Is old age worth the trouble? Depends who you talk to. With the sciatica and the heart trouble and erectile dysfunction and, “oy, my aching back,” sometimes life feels like quantity, not quality.

“The Geriatrical Theatrical,” a new concoction by playwright John Fenn and composer/lyricist Drew Jansen, mashes together some ideas into an underbaked hash aimed to uplift the chronologically enriched. It’s being produced by theatreAEON at the Plymouth Playhouse.

“Geriatrical” has a vaudeville feel, taking place in the Casino of Life. Claudia Wilkens plays a character named Ailments and deals cards of fate — muscle spasms, heart attacks. Occasionally, she softens with a moment of relief.

She drifts in and out while Louie Leonard (Richard Ooms) crabs incessantly about his advancing aches and pains, much to the chagrin of his chipper brother, Phil (Phil Ross), and Phil’s wife, Marian (Dee Noah). Phil and Marian want Louie to join them in a senior cooperative and maybe even perform in their musical revue. Of course Louie joins by the end of the show, but there is so much crankiness and complaining and trauma leading up to the denouement that it’s difficult to enjoy it.

Jansen accompanies on the piano, with one foot in the story as Louie’s son and another in the casino as an entertainer. He has written a few poignant songs, including one that he sings about his father’s connection to autos and his good memories of riding around with Dad.

Those nice moments notwithstanding, “Geriatrical” lacks heart and charm. Bain Boehlke directs with efficiency and focuses on individual moments, but he can’t change the nature of the show. Fenn’s scenario never feels real in a way that might make us care about the characters; nor is it profound enough to provoke existential questions. There’s not enough meat on the bone to get involved, and what is there is flavorless.
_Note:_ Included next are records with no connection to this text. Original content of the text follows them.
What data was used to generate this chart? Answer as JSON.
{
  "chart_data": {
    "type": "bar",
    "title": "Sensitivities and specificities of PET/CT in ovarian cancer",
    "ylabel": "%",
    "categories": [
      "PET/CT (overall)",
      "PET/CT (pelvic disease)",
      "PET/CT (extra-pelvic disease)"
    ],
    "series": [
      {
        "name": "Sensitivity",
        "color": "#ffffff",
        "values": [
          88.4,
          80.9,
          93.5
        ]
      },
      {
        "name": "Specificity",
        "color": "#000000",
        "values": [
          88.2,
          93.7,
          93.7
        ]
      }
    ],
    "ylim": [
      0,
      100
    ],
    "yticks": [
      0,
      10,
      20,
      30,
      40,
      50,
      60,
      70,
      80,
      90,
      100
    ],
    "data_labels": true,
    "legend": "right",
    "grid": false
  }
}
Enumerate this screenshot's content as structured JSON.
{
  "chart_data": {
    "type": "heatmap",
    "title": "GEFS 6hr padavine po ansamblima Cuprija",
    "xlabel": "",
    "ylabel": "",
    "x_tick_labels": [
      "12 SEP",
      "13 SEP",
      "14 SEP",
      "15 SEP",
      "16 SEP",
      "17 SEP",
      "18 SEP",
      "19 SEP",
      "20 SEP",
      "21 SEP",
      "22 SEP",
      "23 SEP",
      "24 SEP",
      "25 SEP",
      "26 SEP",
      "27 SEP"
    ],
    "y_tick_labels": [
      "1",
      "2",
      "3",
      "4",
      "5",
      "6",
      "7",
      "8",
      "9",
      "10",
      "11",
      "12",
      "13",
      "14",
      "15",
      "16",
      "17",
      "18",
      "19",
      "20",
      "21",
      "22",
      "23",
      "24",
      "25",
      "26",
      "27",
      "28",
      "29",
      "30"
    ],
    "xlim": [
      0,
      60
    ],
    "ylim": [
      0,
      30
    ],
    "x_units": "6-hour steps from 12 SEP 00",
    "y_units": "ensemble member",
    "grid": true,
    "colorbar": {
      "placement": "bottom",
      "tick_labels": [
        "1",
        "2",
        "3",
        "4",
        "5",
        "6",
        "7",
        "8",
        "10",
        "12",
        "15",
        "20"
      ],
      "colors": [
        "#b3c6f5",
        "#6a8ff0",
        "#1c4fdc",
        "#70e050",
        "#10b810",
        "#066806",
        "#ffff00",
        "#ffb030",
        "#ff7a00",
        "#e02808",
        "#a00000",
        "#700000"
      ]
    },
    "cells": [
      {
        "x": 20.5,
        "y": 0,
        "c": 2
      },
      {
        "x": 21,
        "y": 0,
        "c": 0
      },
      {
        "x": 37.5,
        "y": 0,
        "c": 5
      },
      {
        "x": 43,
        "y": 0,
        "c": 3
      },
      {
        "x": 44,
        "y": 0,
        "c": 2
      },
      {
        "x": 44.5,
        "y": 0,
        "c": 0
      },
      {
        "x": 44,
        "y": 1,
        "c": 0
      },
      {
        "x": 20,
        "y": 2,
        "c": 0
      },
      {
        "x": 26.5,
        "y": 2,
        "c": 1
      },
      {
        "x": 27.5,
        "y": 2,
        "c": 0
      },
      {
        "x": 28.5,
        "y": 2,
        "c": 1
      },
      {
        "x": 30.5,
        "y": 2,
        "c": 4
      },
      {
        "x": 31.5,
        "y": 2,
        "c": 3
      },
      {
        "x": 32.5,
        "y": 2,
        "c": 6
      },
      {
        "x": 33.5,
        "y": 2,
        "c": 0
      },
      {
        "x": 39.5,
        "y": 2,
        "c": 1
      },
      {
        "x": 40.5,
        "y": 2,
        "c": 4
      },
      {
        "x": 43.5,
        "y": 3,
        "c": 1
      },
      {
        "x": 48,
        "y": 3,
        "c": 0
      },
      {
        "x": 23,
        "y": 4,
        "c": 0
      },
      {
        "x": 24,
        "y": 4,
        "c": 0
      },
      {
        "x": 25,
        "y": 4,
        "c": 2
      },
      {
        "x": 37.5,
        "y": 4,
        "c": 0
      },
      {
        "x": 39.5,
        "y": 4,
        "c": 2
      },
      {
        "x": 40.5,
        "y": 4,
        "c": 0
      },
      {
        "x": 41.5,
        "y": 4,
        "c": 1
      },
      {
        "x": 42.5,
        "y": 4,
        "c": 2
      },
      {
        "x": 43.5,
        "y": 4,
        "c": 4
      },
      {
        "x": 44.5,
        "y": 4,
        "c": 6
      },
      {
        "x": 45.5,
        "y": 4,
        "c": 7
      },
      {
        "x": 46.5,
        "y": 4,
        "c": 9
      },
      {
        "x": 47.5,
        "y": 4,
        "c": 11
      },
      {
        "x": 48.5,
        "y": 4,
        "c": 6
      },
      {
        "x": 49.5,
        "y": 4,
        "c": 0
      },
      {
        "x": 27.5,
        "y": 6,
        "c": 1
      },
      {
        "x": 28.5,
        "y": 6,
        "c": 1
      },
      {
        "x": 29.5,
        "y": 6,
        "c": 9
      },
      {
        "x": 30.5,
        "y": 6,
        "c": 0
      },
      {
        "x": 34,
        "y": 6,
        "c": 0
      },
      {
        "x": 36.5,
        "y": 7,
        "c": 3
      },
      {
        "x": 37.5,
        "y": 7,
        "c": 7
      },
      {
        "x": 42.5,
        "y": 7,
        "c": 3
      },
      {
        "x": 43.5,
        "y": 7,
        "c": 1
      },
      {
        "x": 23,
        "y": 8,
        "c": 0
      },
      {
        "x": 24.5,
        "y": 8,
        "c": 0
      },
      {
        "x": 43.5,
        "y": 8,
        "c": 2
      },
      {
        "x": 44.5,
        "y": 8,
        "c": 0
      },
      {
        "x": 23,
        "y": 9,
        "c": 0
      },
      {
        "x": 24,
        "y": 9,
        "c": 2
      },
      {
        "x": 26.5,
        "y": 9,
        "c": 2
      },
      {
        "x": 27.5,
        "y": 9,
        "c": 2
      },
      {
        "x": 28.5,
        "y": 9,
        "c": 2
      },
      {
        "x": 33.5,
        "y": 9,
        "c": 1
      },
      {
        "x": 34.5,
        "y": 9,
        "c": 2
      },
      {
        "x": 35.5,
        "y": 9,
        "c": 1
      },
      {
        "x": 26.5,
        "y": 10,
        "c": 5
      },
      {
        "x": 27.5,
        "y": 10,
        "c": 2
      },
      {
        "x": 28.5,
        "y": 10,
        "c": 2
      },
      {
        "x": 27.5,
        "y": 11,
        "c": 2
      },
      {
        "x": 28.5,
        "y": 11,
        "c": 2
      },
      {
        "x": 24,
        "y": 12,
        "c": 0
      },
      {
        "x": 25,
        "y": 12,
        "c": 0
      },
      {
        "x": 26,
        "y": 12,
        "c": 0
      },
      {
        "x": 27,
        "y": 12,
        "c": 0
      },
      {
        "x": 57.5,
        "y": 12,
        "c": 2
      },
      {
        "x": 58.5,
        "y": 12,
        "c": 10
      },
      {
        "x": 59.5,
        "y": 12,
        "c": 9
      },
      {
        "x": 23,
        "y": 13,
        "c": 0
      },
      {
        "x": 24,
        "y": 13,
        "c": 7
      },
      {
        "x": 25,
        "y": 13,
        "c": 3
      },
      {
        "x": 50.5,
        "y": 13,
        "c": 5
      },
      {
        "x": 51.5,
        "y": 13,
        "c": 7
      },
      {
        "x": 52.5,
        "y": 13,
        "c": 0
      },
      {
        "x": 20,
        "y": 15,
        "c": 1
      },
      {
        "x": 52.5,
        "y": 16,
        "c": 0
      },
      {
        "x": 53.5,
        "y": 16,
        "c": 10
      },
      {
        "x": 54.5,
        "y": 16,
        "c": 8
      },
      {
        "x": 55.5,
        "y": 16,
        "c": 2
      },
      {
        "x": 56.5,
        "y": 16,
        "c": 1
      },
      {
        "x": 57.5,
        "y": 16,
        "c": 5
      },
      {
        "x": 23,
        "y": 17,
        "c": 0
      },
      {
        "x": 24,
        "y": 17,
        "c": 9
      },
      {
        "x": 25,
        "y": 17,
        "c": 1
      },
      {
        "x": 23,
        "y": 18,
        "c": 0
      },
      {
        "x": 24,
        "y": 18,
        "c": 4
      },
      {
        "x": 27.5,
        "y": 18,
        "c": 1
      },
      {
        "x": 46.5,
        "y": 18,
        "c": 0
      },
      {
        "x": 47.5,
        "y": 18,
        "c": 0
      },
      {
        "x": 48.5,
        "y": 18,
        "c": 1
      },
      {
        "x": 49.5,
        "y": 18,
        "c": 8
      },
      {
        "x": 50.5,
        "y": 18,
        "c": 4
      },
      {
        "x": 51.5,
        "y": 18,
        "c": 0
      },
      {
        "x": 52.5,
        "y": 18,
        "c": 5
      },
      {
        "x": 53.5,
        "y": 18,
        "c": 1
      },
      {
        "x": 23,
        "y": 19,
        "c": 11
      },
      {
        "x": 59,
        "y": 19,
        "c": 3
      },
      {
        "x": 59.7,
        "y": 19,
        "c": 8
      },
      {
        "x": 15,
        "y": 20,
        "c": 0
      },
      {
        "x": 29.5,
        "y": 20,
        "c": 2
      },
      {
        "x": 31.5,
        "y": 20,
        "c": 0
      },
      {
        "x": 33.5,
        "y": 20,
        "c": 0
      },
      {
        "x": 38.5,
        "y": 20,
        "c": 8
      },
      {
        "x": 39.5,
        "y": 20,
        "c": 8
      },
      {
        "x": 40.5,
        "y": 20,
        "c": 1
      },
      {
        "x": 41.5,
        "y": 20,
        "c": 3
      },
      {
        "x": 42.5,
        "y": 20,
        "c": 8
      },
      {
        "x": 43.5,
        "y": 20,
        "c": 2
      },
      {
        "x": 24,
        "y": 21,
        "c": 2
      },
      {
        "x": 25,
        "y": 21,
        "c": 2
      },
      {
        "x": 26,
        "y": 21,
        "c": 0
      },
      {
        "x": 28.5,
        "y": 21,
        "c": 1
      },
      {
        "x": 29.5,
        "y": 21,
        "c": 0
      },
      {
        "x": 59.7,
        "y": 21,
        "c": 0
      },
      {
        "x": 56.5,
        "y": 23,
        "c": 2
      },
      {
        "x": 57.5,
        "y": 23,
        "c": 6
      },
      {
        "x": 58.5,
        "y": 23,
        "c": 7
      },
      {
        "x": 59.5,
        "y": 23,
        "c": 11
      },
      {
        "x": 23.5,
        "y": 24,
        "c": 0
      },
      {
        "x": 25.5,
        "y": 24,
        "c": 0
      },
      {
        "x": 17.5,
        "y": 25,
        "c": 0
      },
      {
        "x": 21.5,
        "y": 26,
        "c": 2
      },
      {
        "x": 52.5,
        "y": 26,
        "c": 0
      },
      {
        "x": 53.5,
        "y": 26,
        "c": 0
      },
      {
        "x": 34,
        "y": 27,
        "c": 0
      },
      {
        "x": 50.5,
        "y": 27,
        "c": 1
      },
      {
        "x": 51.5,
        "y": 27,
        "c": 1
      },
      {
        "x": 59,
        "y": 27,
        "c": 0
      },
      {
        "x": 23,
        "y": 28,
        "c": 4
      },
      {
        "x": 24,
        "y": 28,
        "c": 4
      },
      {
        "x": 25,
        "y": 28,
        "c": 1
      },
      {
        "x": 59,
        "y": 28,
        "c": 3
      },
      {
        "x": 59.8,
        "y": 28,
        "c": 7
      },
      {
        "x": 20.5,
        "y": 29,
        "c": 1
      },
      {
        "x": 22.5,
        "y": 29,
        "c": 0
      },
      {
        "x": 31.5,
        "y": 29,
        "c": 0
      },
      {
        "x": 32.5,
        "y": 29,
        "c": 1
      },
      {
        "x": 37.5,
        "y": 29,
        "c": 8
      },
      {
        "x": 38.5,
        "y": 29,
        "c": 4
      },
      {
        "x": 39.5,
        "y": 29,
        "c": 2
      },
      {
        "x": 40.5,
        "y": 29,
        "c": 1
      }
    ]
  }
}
The cast works hard to make something of it. Noah and Ross, old veterans of Chanhassen Dinner Theatres, still have lovely voices. Ooms does that crotchety thing quite well, and Wilkens can handle any situation.

Fenn’s impulse was admirable — preaching the gospel that life can blossom even when the flower has wilted. His creation, however, doesn’t follow through on those good intentions.